First of all, take note about @Micah comment and suppose the male-preference primogeniture is observed.
This is a Conditional Probability question.
We'll use the followin notation:
$P(A|B)$ means the probability of event $A$ occurs given that event $B$ has occurred.
By definition on page 59 of Sheldon Ross book, we know that $ P(A|B) = \dfrac{P(AB)}{P(B)}$, where $AB = A\cap B $. Another notation is $|X|$ that means the number of elements in set $X$.
As the king comes from a family of two children, we are given two tips: (1) This family has a boy, the king. (2) The king has a sibling. What we want to know is the probability this sibling be a girl. In other words, what's the probability of the two children be each one of each gender.
Let B the event of possible children where at least one is a boy, the king. So $B=\{(b,b), (b,g), (g,b)\}$, where $(x,y)$ means the gender of each child and the possible values are $b$ for boy and $g$ for girl.

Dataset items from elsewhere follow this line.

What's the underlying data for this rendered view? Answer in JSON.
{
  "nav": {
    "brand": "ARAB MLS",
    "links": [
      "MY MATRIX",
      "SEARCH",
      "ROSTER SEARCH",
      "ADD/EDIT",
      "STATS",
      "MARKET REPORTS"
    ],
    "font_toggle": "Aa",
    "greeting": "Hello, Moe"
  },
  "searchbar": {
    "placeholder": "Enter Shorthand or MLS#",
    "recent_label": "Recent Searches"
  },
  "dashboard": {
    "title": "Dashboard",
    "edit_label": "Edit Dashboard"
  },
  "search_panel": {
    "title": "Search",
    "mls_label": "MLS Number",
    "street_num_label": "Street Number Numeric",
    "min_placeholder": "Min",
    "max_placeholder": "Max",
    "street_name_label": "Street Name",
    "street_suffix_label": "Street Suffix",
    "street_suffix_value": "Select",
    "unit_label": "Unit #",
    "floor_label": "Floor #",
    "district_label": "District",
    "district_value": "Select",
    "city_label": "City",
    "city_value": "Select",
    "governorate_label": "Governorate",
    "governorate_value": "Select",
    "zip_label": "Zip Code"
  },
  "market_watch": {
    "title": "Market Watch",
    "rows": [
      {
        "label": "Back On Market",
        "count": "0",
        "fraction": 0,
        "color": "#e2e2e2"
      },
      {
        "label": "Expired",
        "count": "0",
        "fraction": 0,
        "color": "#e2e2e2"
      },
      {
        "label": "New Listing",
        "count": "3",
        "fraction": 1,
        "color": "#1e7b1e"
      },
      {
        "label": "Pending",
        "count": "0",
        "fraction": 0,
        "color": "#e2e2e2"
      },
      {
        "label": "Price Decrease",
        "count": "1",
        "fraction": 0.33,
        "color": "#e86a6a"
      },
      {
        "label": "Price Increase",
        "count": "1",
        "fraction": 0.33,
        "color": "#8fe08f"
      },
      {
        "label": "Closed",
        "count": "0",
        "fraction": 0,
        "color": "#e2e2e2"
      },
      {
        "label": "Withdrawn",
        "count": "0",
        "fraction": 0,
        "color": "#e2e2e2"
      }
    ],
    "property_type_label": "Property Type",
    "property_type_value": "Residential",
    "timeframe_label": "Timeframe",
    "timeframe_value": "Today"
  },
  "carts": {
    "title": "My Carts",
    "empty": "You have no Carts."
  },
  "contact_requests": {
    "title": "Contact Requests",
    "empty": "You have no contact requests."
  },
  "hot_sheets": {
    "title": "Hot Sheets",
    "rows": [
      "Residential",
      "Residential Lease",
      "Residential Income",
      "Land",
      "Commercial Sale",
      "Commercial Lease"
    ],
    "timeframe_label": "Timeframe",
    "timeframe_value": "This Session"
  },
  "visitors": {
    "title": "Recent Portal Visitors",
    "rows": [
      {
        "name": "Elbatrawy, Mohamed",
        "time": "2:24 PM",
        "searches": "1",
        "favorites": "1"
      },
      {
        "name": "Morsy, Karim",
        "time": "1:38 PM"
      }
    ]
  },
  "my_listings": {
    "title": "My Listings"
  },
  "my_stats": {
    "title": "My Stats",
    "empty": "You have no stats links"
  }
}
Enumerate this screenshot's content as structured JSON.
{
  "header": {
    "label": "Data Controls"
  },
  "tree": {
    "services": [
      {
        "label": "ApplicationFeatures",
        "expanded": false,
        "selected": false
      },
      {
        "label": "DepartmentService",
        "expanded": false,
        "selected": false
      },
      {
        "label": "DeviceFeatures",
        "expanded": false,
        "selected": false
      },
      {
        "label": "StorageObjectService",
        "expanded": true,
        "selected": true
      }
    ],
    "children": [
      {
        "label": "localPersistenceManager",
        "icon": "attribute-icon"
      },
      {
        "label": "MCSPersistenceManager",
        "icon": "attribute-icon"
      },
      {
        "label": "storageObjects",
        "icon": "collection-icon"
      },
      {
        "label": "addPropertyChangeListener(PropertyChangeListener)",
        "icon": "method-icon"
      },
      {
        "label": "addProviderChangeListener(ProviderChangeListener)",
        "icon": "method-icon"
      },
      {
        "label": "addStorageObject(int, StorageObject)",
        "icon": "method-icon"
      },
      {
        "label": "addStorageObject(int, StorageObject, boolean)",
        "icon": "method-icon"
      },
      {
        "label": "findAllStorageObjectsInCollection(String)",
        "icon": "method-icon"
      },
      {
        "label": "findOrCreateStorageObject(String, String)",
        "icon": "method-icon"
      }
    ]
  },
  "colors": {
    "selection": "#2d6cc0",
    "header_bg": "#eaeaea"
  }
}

Then $A$ is the event that the king's sibling is a girl, $A=\{(b,g),(g,b)\}$.
The sample space $S$ contains all possible outcomes, $S=\{(b,b),(g,b),(b,g),(g,g)\}$.
It follows that $AB=A$ and $|AB|=|A|=2$, $|B|=3$ and $|S|=4$.
So, we have:
$$P(A|B) = \dfrac{P(AB)}{P(B)}=\dfrac{\dfrac{|AB|}{|S|}}{\dfrac{|B|}{|S|}}=\dfrac{|AB|}{|B|} = \dfrac{2}{3}$$
The end.
As Martin Gardner points out regarding the similar "boy or girl" paradox (see here), a failure to specify the randomizing procedure could lead readers to interpret the question in several distinct ways. (This wording is partly Gardner's and partly the Wikipedia article author's.)
For example, the following alternative to srodriguex's interpretation also seems reasonable:
We randomly select a king. Then we are informed that the king has exactly one sibling. What is the probability that the sibling is female?
In this interpretation the answer is 1/2, not 2/3. One way to see this is by symmetry, because the fact that kings are male does not affect the calculation in this interpretation.